While Marx's theories have been discredited, they are fascinating and worth knowing. In a very real sense, they are sharing in the profits.

If workers' incomes are rising, they are clearly sharing in the growth of the economy. Second, workers' incomes have actually risen over time, which undercuts the theory that labor is exploited in the name of profit. First, in socialist, centrally planned economies have proven far less efficient at producing and delivering goods and services-that is, at creating the greatest good for the greatest number of people-than capitalist systems. In practice, however, two events have undermined Marx's theories. Clearly, Marx's thinking had a tremendous impact on many societies, particularly on the USSR (Union of Soviet Socialist Republics) in the twentieth century. Marx predicted the fall of capitalism and movement of society toward communism, in which “the people” (that is, the workers) own the means of production and thus have no need to exploit labor for profit. Ultimately, in Marx's view, society moves to a two-class system of a few wealthy capitalists and a mass of underpaid, underprivileged workers. The struggle intensifies as businesses eventually become larger and larger, due to the inherent efficiency of large outfits and their ability to withstand the cyclical crises that plague the system. To Marx, class struggle is not only inherent in the system-because of the tension between capitalists and workers-but also intensifies over time. This situation of management exploiting labor underlies the class struggle that Marx saw at the heart of capitalism, and he predicted that that struggle would ultimately destroy capitalism. For this reason, Marx couldn't abide the notion of a profit-oriented organization.

In Marx's view, presented in his 1867 tome Das Kapital ( Capital), a capitalist's profits come from exploiting labor-that is, from underpaying workers for the value that they are actually creating. Marx believed that once the capitalist (the guy with the money and the organizational skills to build a factory) has set up the means of production, all value is created by the labor involved in producing whatever is being produced.
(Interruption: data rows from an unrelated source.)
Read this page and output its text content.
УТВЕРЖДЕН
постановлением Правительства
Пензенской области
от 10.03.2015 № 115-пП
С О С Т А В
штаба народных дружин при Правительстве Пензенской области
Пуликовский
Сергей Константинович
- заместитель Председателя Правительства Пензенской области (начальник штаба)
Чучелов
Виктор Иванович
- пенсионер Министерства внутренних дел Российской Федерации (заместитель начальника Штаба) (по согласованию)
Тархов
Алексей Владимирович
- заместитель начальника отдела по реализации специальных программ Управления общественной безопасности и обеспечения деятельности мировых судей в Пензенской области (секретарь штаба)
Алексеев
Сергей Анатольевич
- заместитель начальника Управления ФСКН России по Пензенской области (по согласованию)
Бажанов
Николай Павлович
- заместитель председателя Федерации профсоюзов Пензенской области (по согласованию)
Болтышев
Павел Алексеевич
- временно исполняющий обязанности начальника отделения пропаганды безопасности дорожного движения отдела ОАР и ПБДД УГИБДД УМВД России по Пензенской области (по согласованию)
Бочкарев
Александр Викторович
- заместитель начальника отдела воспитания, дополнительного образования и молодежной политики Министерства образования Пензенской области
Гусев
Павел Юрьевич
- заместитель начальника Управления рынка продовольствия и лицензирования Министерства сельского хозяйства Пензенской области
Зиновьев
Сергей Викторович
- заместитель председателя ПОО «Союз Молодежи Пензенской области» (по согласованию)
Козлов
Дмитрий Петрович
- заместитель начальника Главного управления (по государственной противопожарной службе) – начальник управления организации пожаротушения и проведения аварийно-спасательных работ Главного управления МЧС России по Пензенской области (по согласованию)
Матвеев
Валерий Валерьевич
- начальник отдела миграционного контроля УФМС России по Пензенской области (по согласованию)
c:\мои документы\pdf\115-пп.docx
Where Adam Smith saw harmony and growth, Marx saw instability, struggle, and decline. Karl Marx, a German economist and political scientist who lived from 1818 to 1883, looked at capitalism from a more pessimistic and revolutionary viewpoint. His work gave generations of economists plenty to think about and expand upon. Smith also delved into the dynamics of the labor market, wealth accumulation, and productivity growth. The key doctrine of classical economics is that a laissez-faire attitude by government toward the marketplace will allow the “invisible hand” to guide everyone in their economic endeavors, create the greatest good for the greatest number of people, and generate economic growth. In making this discovery, Smith founded what is known as classical economics.
#Carl marx general thoughts free#
In other words, it's the free market economy in action. And all of this happens without their consulting one another or without all the king's men telling them how much to produce. Each buys the amount of meat, bread, and candlesticks that his household needs. Each produces the amount of meat, bread, and candlesticks he judges to be correct. Essentially, the butcher, the baker, and the candlestick maker individually go about their business. While Smith couldn't prove the existence of this “hand” (it was, after all, invisible) he presented many instances of its working in society. He called the mechanism by which this self-regulation occurs “the invisible hand,” in his groundbreaking book, The Wealth of Nations, published in 1776, the year of America's Declaration of Independence. Deep examination of the world of business affairs led Smith to the conclusion that collectively the individuals in society, each acting in his or her own self-interest, manage to produce and purchase the goods and services that they as a society require. In Smith's time, philosophy was an all-encompassing study of human society in addition to an inquiry into the nature and meaning of existence. Adam Smith and His Invisible Hand of CapitalismĪdam Smith, a Scot and a philosopher who lived from 1723 to 1790, is considered the founder of modern economics. Each was a highly original thinker who developed economic theories that were put into practice and affected the world's economies for generations. The three most important economists were Adam Smith, Karl Marx, and John Maynard Keynes (pronounced canes). Getting Organized: Command, Market, and Mixed Economies.